Rujia Wang

Teaching

We will be using Piazza/Blackboard to post detailed schedule/course notes.

CS 595 Emerging Topics in Computer Architecture(Spring 2019)

Lecture: M/W 3:15PM–4:30PM at SB 213

Introduction

As we are living in the post Moore-law era, the technology scaling difficulties as well as the emerging applications bring us many challenges in designing low power and high-performance general purpose computing platforms. This course will cover several design challenges and introduce the trend in current computer architecture and system design. We will cover several advanced topics such as memory-centric computing, accelerators design, system security considerations.

The course will be divided into two parts: the first half will focus on the fundamentals of computer architecture concepts, which help the student to understand the advanced topics; the second half will be research paper presentation by student and in class discussion. Students will learn how to evaluate design decisions in the context of past, current, and future application requirements and technology constraints. A term paper which may be a survey paper or a project proposal is required at the end of the course.

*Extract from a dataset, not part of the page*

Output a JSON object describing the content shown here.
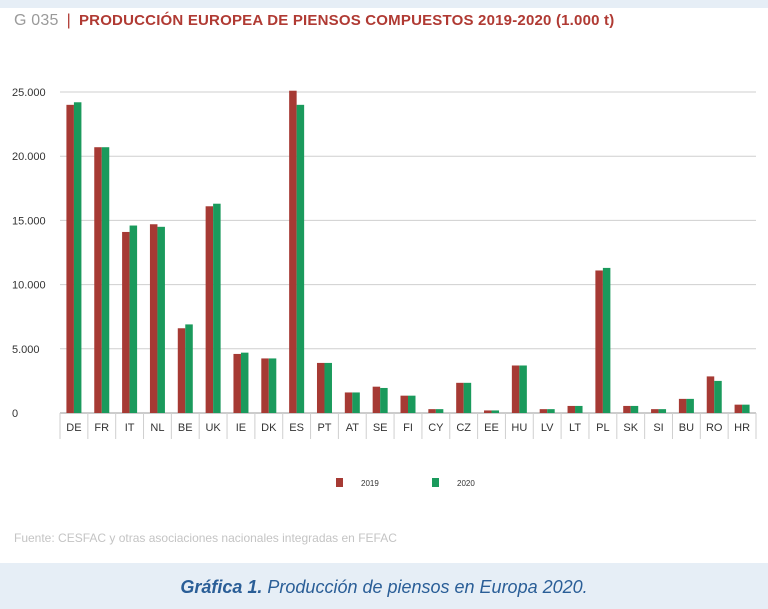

CS 695 Ph.D. Seminar(Spring 2019)

Introduction

This course is required for all Ph.D. students in computer science and will expose the students to presentations from senior people in computer science from industry, government labs, and academia. The course will involve outside invited speakers, written summaries of presentations, and short oral presentations by the students. Students must complete a review for each seminar, within 12 hours of the seminar. The link to the form will be posted on the Piazza. Late submissions will be penalized 25% for every 24 hour period they are late. Submissions will not be accepted after 3.5 days as the penalties will make the submission be worth 0 points.

Seminars will be posted on Piazza ahead of time, and students will be expected to attend. These will not necessarily occur weekly.

Past Semesters

  • CS 350 : Computer Organization and Assembly Languages (Fall 2018).